Edebiyat tarihimizde çok iyi öykücülerimiz var; yeni öykücülerimizin de ustaların izinden gittiğini görmek Türk edebiyatı adına gurur verici. Hakan Sarıpolat Cıs adlı ilk öykü kitabıyla dikkatleri üzerine çeken biri, edebiyatımızda yeni bir soluk. Okuyucu Sarıpolat’la ilk öykü kitabı olan Cıs’tan önce Varlık, Notos, Patika, Lacivert, Hece Öykü, Öykü Gazetesi, Altı Yedi, KE, Trendeki Yabancı gibi dergilerde yayınlanan öykü ve tahlil yazılarıyla tanıştı.
Kayseri’de doğan, Kaş’ta büyüyen Sarıpolat, Anadolu Üniversitesi Bilgisayar ve Öğretim Teknolojileri Öğretmenliği mezunu. Yazar, 2019 yılında Satılık Melek Tüyü adlı öyküsüyle Giovanni Scognamillo adına verilen GİO Öykü Başarı Ödülü’nü aldı. 2020 yılında, kitabına adını veren Cıs öyküsüyle Alt Kitap Öykü Seçkisine girdi.

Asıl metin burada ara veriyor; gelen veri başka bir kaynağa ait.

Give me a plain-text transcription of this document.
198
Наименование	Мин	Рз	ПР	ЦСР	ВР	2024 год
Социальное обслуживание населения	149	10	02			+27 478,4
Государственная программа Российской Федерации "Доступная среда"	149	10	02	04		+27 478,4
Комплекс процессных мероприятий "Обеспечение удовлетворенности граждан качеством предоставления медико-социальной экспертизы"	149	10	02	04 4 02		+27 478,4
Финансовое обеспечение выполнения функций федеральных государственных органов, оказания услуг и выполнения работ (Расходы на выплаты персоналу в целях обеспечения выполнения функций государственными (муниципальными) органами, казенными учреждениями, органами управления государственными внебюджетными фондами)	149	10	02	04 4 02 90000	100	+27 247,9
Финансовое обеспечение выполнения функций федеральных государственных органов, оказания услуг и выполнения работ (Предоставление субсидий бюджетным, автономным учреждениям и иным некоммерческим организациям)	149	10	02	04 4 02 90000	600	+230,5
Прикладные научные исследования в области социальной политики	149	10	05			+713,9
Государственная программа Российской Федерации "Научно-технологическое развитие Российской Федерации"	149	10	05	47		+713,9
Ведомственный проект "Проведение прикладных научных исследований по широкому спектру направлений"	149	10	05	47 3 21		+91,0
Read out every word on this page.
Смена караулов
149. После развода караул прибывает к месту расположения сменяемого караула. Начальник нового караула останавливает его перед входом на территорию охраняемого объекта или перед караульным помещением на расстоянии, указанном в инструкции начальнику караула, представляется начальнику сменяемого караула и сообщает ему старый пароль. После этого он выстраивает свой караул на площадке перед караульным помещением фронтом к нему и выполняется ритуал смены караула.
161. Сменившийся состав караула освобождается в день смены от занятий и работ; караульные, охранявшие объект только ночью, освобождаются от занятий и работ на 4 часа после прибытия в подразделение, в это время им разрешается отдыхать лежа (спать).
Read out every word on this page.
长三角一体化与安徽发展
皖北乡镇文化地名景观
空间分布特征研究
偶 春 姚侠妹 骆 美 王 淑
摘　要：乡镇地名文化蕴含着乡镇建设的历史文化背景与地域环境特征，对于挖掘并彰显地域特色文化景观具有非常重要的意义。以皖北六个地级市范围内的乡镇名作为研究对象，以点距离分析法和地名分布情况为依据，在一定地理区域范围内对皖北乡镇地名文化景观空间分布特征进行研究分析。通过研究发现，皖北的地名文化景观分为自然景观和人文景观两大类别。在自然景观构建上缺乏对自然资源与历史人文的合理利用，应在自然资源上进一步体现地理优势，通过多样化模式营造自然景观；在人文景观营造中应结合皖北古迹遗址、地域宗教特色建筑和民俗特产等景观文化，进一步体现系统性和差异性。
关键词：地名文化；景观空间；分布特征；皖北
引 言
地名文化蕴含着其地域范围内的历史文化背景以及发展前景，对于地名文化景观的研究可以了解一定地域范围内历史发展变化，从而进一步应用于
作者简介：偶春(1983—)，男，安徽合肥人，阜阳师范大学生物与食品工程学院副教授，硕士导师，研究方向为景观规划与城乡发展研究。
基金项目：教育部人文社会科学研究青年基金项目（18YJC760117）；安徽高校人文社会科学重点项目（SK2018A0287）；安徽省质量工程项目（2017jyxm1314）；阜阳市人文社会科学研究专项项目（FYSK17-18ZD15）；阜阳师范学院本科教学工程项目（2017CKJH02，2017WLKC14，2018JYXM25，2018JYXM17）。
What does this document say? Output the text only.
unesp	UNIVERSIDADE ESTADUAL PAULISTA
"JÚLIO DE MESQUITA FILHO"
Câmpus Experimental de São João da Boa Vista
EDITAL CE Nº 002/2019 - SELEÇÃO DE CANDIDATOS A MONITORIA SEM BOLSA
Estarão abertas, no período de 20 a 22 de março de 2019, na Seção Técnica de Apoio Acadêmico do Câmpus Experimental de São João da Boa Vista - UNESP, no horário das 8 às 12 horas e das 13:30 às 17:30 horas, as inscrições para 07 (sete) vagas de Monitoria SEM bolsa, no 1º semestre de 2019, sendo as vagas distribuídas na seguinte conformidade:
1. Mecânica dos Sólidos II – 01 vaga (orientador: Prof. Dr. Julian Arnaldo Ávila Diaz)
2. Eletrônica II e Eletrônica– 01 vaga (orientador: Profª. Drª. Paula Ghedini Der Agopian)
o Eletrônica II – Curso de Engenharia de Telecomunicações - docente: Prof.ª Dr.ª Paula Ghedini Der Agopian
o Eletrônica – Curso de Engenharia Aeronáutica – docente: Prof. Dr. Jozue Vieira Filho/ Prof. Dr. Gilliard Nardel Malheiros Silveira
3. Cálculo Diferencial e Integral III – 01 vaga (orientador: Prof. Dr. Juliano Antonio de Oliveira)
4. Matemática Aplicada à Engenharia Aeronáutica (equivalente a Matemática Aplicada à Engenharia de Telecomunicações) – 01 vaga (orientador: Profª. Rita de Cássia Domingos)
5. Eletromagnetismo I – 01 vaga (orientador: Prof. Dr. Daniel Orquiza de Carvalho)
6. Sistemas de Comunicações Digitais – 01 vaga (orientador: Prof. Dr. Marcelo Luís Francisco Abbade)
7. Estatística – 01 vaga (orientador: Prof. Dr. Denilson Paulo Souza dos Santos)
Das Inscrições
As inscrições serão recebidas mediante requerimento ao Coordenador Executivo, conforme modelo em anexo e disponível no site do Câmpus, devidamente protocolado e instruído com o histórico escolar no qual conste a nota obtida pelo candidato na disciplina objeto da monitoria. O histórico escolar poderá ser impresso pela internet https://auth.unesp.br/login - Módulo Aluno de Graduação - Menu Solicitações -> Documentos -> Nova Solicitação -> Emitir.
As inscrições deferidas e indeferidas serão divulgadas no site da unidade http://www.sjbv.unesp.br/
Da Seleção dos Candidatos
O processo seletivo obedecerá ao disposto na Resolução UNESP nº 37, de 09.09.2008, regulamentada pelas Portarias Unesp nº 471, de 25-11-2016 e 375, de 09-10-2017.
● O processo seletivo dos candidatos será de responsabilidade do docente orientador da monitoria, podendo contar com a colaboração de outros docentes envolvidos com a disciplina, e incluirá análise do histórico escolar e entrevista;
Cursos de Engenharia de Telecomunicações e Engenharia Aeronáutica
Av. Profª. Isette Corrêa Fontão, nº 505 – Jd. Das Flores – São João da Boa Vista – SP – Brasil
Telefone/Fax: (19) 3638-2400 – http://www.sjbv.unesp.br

Sarıpolat’ın kalemiyle, İthaki Yayınları tarafından 2021 yılı şubat ayında yayımlanan, Cıs adlı öykü kitabındaki öyküleriyle tanıştım. Sarıpolat’ı tanıtmak istememe neden olan öykü yazarın ödüllü öyküsü olan Satılık Melek Tüyü oldu. Kısa bir metin olmasına rağmen içinde yaşadığımız dünya düzenini tartışmaya açan önemli bir öykü olduğu düşüncesindeyim.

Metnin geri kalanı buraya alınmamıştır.